Zuccotti (Holocaust Odysseys: The Jews of Saint-Martin-Vesubie and Their Flight through France and Italy, 2007, etc.) pursues the undercover work by a French priest in aiding the Jews in Marseille and then Rome elude capture and death by the Nazis during World War II.
While Père Marie-Benoît’s (1895–1990) activities have been widely celebrated since the war, the extent of his network was not well-documented, and his benevolent motivation toward the Jews was not explained. Born in western France, an isolated, Catholic agricultural area twice overrun by radical republicans in French history, leaving the inhabitants tending toward monarchist views, he early on empathized with the state of being a “persecuted minority within a hostile state” and was attracted to the simple lifestyle of the Franciscan friars. After he served with distinction during World War I, his scholarly, reflective life was again interrupted by strife. Between May 1940 and June 1943, he lived and worked in the monastery of the Capuchins in Marseille, building a secret network, with associates Joseph Bass and Angelo Donati, to shelter the foreign Jews taking refuge in France.
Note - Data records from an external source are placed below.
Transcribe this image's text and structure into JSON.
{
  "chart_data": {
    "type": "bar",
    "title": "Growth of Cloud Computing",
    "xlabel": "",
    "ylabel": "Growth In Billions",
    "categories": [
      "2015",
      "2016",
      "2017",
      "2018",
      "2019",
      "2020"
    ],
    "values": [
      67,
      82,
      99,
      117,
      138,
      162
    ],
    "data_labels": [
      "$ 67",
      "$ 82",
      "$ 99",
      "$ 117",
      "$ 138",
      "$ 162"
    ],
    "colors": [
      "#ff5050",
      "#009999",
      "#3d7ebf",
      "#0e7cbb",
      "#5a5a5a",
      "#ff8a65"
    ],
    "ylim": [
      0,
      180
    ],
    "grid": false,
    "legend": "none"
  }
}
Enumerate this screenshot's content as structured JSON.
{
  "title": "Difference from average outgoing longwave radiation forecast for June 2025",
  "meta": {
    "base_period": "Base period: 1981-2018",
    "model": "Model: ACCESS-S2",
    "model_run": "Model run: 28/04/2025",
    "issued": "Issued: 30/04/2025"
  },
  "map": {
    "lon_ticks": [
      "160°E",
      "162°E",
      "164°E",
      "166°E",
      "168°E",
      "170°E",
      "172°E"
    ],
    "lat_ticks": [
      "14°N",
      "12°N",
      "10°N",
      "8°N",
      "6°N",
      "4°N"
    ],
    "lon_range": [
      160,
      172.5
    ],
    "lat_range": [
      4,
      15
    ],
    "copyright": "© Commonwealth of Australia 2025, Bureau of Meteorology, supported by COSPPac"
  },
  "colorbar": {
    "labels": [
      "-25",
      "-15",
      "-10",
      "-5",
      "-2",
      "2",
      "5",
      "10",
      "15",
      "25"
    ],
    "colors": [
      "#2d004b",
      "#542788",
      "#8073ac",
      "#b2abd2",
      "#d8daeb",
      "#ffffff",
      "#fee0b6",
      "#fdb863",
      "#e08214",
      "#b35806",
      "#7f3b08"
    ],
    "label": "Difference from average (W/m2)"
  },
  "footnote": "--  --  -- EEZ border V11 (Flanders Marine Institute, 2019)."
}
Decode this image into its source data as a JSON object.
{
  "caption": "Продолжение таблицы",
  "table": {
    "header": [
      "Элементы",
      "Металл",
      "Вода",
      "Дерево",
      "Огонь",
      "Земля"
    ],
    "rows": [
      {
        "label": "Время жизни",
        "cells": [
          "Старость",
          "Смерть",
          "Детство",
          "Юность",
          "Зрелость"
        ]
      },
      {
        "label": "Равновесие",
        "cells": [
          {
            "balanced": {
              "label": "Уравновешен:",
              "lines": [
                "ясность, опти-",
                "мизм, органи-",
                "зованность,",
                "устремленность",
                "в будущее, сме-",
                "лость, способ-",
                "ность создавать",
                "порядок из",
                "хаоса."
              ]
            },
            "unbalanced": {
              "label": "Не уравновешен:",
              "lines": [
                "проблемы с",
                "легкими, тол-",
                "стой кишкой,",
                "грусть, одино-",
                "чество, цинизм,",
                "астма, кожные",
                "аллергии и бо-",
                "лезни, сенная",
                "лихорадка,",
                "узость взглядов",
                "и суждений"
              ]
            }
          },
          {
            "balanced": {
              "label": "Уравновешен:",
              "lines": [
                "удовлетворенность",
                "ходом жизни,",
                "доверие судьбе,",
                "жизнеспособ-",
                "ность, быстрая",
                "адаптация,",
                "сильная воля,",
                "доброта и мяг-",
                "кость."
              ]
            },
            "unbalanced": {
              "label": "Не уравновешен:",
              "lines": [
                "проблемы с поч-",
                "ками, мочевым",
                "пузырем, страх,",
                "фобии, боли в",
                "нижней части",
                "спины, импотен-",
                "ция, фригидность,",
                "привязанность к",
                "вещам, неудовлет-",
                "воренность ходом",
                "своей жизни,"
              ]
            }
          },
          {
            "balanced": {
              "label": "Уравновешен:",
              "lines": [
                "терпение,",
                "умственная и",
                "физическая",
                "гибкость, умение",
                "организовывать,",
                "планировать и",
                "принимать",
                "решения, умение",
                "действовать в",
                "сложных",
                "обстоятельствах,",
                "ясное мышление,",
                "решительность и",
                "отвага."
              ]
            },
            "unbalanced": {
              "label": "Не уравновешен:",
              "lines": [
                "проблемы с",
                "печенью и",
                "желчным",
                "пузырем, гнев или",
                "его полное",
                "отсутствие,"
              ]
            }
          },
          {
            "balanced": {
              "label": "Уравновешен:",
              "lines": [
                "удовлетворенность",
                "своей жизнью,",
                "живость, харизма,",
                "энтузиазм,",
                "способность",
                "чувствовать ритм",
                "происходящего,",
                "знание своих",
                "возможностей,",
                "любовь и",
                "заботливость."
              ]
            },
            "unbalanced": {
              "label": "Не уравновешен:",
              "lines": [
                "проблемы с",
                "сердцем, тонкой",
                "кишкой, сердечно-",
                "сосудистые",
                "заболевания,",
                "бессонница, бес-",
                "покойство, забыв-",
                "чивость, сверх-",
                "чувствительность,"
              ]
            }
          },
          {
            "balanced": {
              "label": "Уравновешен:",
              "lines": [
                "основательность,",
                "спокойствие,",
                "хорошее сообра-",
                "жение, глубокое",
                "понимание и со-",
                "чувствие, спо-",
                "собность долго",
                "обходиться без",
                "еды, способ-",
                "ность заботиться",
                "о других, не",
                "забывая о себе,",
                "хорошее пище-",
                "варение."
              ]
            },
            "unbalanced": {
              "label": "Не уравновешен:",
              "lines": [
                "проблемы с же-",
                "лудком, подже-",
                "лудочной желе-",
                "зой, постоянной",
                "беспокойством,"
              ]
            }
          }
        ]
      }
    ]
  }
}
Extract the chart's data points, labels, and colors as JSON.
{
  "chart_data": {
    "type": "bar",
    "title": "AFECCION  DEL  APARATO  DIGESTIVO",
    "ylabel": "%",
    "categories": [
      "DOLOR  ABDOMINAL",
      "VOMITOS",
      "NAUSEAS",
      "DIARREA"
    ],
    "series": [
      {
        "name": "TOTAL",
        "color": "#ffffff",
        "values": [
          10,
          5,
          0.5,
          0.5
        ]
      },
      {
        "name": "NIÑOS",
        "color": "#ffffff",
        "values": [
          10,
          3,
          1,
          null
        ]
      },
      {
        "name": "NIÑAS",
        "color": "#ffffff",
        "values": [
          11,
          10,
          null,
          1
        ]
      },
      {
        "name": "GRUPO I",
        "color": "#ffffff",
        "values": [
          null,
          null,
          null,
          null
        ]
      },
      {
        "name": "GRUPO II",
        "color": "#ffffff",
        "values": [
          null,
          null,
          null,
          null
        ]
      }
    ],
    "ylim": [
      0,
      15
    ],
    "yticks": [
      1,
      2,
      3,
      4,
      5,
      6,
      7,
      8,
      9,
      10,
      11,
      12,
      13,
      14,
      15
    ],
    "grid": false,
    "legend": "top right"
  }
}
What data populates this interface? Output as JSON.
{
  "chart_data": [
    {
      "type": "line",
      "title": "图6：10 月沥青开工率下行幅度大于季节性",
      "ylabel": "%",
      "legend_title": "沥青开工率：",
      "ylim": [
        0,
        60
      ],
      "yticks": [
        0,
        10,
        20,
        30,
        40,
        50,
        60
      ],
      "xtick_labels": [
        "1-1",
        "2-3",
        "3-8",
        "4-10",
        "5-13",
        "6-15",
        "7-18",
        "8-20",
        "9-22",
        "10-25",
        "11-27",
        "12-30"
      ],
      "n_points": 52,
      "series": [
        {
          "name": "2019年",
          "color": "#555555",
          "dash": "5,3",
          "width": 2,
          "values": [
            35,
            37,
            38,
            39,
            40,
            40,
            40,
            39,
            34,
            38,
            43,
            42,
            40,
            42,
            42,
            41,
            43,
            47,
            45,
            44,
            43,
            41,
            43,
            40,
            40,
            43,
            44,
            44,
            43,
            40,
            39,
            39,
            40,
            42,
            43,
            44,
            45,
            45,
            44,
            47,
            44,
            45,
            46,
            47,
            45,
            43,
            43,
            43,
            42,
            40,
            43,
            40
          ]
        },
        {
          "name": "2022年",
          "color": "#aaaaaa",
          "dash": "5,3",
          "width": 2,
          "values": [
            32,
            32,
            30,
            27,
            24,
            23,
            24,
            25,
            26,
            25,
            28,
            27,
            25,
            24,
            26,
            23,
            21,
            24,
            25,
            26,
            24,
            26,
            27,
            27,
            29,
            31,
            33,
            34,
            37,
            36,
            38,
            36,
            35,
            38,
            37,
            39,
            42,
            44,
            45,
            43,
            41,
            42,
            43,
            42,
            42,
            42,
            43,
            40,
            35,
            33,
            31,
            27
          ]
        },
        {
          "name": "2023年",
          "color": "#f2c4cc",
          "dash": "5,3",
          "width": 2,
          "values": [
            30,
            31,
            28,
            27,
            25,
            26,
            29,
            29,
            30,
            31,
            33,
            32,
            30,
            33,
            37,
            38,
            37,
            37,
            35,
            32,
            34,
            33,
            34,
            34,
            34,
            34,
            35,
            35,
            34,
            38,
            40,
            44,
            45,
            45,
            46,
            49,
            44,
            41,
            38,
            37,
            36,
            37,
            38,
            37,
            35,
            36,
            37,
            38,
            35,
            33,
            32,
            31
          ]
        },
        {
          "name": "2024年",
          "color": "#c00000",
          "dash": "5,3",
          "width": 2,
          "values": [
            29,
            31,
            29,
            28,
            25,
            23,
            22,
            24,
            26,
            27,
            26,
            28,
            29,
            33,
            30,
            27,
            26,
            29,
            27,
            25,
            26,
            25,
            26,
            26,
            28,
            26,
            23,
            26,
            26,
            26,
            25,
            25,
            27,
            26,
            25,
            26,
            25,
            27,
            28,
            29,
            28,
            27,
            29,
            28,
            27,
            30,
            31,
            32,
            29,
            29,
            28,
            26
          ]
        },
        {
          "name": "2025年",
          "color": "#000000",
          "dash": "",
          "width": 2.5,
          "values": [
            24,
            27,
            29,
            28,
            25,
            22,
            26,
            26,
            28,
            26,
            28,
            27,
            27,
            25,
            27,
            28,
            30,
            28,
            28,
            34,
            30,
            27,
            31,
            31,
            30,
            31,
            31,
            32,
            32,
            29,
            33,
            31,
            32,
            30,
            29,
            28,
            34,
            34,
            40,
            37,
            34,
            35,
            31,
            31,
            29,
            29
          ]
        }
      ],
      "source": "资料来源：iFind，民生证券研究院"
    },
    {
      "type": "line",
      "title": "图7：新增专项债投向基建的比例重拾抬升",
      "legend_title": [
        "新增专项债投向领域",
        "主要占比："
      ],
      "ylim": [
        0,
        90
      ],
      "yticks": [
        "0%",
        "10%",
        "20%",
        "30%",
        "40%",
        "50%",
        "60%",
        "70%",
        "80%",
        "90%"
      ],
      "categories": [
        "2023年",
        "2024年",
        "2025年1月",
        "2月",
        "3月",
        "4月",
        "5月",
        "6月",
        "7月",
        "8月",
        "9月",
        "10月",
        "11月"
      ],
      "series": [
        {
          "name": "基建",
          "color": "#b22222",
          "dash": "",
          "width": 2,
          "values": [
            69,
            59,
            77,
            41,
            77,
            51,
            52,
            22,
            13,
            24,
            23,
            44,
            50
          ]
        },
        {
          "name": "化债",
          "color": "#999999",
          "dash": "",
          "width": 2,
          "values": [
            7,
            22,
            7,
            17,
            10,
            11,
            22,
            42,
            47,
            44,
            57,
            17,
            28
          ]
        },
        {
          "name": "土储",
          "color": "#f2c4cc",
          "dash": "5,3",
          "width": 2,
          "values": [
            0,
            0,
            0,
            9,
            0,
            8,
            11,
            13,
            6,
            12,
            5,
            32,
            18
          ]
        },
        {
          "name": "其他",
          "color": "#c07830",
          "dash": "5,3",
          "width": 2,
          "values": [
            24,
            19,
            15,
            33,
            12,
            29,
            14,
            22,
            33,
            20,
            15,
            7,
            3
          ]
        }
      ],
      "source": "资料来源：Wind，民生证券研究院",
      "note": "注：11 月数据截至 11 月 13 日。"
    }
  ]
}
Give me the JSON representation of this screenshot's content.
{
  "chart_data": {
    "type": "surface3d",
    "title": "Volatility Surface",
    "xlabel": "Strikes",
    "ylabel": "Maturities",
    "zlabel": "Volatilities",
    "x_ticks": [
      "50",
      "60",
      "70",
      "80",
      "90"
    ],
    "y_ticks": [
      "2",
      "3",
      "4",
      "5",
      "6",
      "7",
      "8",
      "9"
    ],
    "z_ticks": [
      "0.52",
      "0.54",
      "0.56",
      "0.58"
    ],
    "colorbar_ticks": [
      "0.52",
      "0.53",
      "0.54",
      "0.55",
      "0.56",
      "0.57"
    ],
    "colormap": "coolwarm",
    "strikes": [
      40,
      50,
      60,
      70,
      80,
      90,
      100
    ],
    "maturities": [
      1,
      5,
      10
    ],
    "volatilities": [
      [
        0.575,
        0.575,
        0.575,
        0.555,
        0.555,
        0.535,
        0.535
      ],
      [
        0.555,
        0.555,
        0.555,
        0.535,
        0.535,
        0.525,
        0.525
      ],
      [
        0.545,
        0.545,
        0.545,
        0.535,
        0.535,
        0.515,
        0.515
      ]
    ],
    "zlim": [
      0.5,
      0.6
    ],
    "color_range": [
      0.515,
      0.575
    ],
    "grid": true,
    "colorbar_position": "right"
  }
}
Transferred to Rome, perhaps because his work was growing too dangerous and visible, Marie-Benoît helped Jews secure documents and funds to elude roundup and deportation, earning the epithet “father of the Jews” by his protégés, as he called them. Also known as Padre Benedetto, he helped save the lives of at least 2,500 people, acting out of a true loathing for anti-Semitism. “Above all,” writes Zuccotti, “his wartime experience reveals much about the phenomenon of Jewish rescue during the Holocaust.”
A bright light within a dark, deeply distressing time in history.